Wenn Literatur und Malerei sich in unserer Zeit fortwährend bestreben, das Leben des deutschen Volkes in Schrift und Bild mit glücklichem Humor zu feiern, und namentlich dem Handwerkerstand ein Interesse an sich selbst, an seinen Gebräuchen und Besonderheiten zu geben, so hat die Bildhauerkunst in größeren Werken noch wenig oder keine Beiträge dazu geliefert. Ist es doch in ihr recht schwer, beim Humor die Schönheit der Formen festzuhalten, den Naturalismus nicht zur Caricatur herabsinken zu lassen. Die deutschen Bildhauer des Mittelalters nahmen es mit ihren Humoresken zum Theil nicht so genau wie wir. Sie opferten der Wahrheit und Charakteristik gar oft die Schönheit.

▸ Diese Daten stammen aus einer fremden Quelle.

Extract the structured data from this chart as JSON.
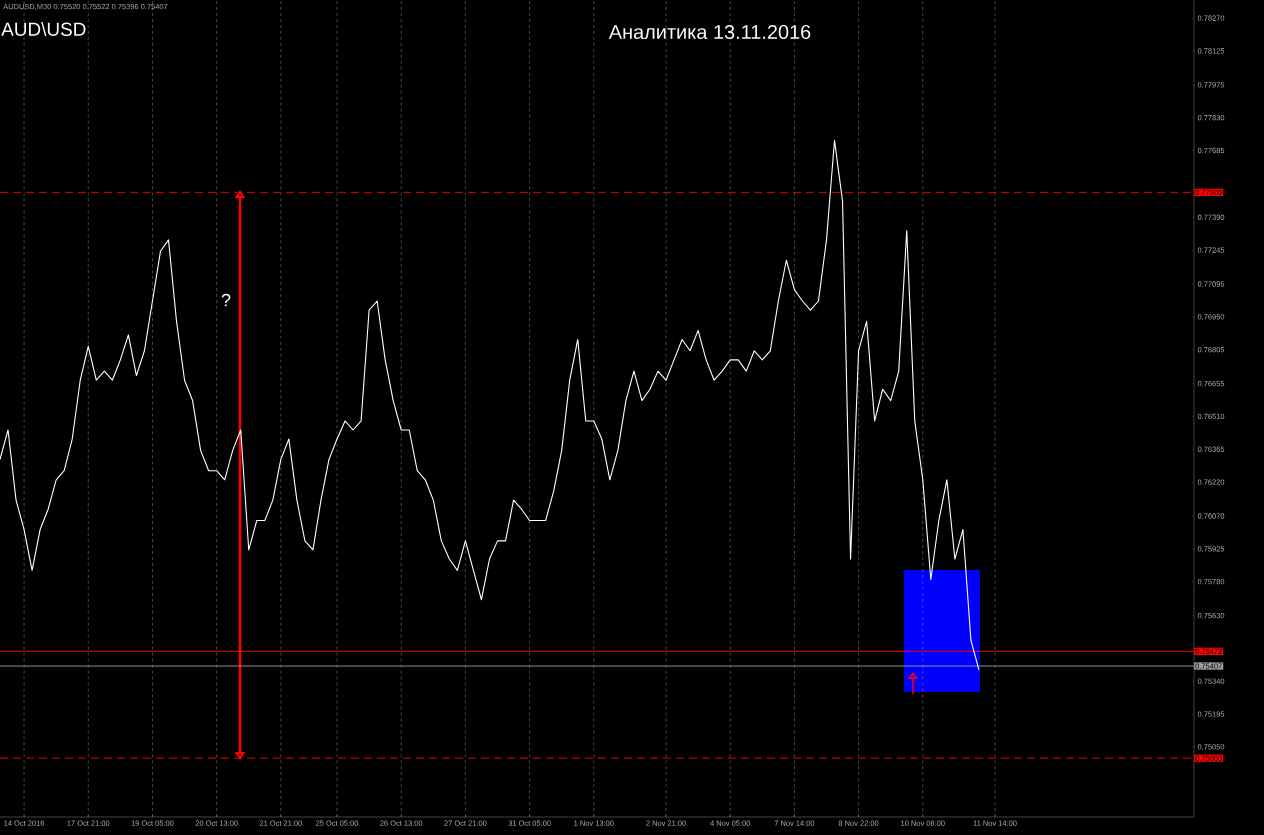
{
  "chart_data": {
    "type": "line",
    "title": "Аналитика 13.11.2016",
    "subtitle": "AUD\\USD",
    "annotations": [
      "AUDUSD,M30  0.75520 0.75522 0.75396 0.75407",
      "?"
    ],
    "categories": [
      null,
      null,
      null,
      "14 Oct 2016",
      null,
      null,
      null,
      null,
      null,
      null,
      null,
      "17 Oct 21:00",
      null,
      null,
      null,
      null,
      null,
      null,
      null,
      "19 Oct 05:00",
      null,
      null,
      null,
      null,
      null,
      null,
      null,
      "20 Oct 13:00",
      null,
      null,
      null,
      null,
      null,
      null,
      null,
      "21 Oct 21:00",
      null,
      null,
      null,
      null,
      null,
      null,
      "25 Oct 05:00",
      null,
      null,
      null,
      null,
      null,
      null,
      null,
      "26 Oct 13:00",
      null,
      null,
      null,
      null,
      null,
      null,
      null,
      "27 Oct 21:00",
      null,
      null,
      null,
      null,
      null,
      null,
      null,
      "31 Oct 05:00",
      null,
      null,
      null,
      null,
      null,
      null,
      null,
      "1 Nov 13:00",
      null,
      null,
      null,
      null,
      null,
      null,
      null,
      null,
      "2 Nov 21:00",
      null,
      null,
      null,
      null,
      null,
      null,
      null,
      "4 Nov 05:00",
      null,
      null,
      null,
      null,
      null,
      null,
      null,
      "7 Nov 14:00",
      null,
      null,
      null,
      null,
      null,
      null,
      null,
      "8 Nov 22:00",
      null,
      null,
      null,
      null,
      null,
      null,
      null,
      "10 Nov 06:00",
      null,
      null,
      null,
      null,
      null,
      null,
      null,
      null,
      "11 Nov 14:00"
    ],
    "series": [
      {
        "color": "#ffffff",
        "values": [
          0.7632,
          0.7645,
          0.7614,
          0.7601,
          0.7583,
          0.7601,
          0.761,
          0.7623,
          0.7627,
          0.7641,
          0.7667,
          0.7682,
          0.7667,
          0.7671,
          0.7667,
          0.7676,
          0.7687,
          0.7669,
          0.768,
          0.7702,
          0.7724,
          0.7729,
          0.7693,
          0.7667,
          0.7658,
          0.7636,
          0.7627,
          0.7627,
          0.7623,
          0.7636,
          0.7645,
          0.7592,
          0.7605,
          0.7605,
          0.7614,
          0.7632,
          0.7641,
          0.7614,
          0.7596,
          0.7592,
          0.7614,
          0.7632,
          0.7641,
          0.7649,
          0.7645,
          0.7649,
          0.7698,
          0.7702,
          0.7676,
          0.7658,
          0.7645,
          0.7645,
          0.7627,
          0.7623,
          0.7614,
          0.7596,
          0.7588,
          0.7583,
          0.7596,
          0.7583,
          0.757,
          0.7588,
          0.7596,
          0.7596,
          0.7614,
          0.761,
          0.7605,
          0.7605,
          0.7605,
          0.7618,
          0.7636,
          0.7667,
          0.7685,
          0.7649,
          0.7649,
          0.7641,
          0.7623,
          0.7636,
          0.7658,
          0.7671,
          0.7658,
          0.7663,
          0.7671,
          0.7667,
          0.7676,
          0.7685,
          0.768,
          0.7689,
          0.7676,
          0.7667,
          0.7671,
          0.7676,
          0.7676,
          0.7671,
          0.768,
          0.7676,
          0.768,
          0.7702,
          0.772,
          0.7707,
          0.7702,
          0.7698,
          0.7702,
          0.7729,
          0.7773,
          0.7746,
          0.7588,
          0.768,
          0.7693,
          0.7649,
          0.7663,
          0.7658,
          0.7671,
          0.7733,
          0.7649,
          0.7623,
          0.7579,
          0.7605,
          0.7623,
          0.7588,
          0.7601,
          0.7552,
          0.7539,
          null,
          null
        ]
      }
    ],
    "ylim": [
      0.7474,
      0.7835
    ],
    "yticks": [
      {
        "value": 0.7827,
        "label": "0.78270"
      },
      {
        "value": 0.78125,
        "label": "0.78125"
      },
      {
        "value": 0.77975,
        "label": "0.77975"
      },
      {
        "value": 0.7783,
        "label": "0.77830"
      },
      {
        "value": 0.77685,
        "label": "0.77685"
      },
      {
        "value": 0.7739,
        "label": "0.77390"
      },
      {
        "value": 0.77245,
        "label": "0.77245"
      },
      {
        "value": 0.77095,
        "label": "0.77095"
      },
      {
        "value": 0.7695,
        "label": "0.76950"
      },
      {
        "value": 0.76805,
        "label": "0.76805"
      },
      {
        "value": 0.76655,
        "label": "0.76655"
      },
      {
        "value": 0.7651,
        "label": "0.76510"
      },
      {
        "value": 0.76365,
        "label": "0.76365"
      },
      {
        "value": 0.7622,
        "label": "0.76220"
      },
      {
        "value": 0.7607,
        "label": "0.76070"
      },
      {
        "value": 0.75925,
        "label": "0.75925"
      },
      {
        "value": 0.7578,
        "label": "0.75780"
      },
      {
        "value": 0.7563,
        "label": "0.75630"
      },
      {
        "value": 0.7534,
        "label": "0.75340"
      },
      {
        "value": 0.75195,
        "label": "0.75195"
      },
      {
        "value": 0.7505,
        "label": "0.75050"
      }
    ],
    "ref_lines": [
      {
        "axis": "y",
        "value": 0.775,
        "label": "0.77500",
        "color": "#ff0000",
        "line_style": "dashed"
      },
      {
        "axis": "y",
        "value": 0.75472,
        "label": "0.75472",
        "color": "#ff0000",
        "line_style": "solid"
      },
      {
        "axis": "y",
        "value": 0.75407,
        "label": "0.75407",
        "color": "#a0a0a0",
        "line_style": "solid"
      },
      {
        "axis": "y",
        "value": 0.75,
        "label": "0.75000",
        "color": "#ff0000",
        "line_style": "dashed"
      }
    ],
    "grid": "x"
  }
}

Unter allen Gegenständen des täglichen Gebrauchs eignet sich wohl keiner zu heiterer, volksmäßiger Ausschmückung so gut, als der Brunnen. Der Bildhauer Conrad Knoll in München, bekannt durch seinen Tannhäuserschild, seine Heroen-Statuen am Rathhaus zu München, Palm-Standbild zu Braunau, Wolfram von Eschenbach zu Eschenbach etc., hat neuerdings in seiner ebenso schönen als originellen Ausschmückung des Fischbrunnens eine heitere Sitte der Münchener Bürgerschaft in sinniger Darstellung verherrlicht, die in einer nicht unbedeutenden geschichtlichen Begebenheit Baierns wurzelt und den deutschen Süden mit seiner naturkräftigen Lebenslust vortrefflich charakterisirt. Diese Sitte heißt der Metzgersprung und ihre Entstehung ist, wie die Chronik berichtet, in der Stadt Nürnberg zu suchen.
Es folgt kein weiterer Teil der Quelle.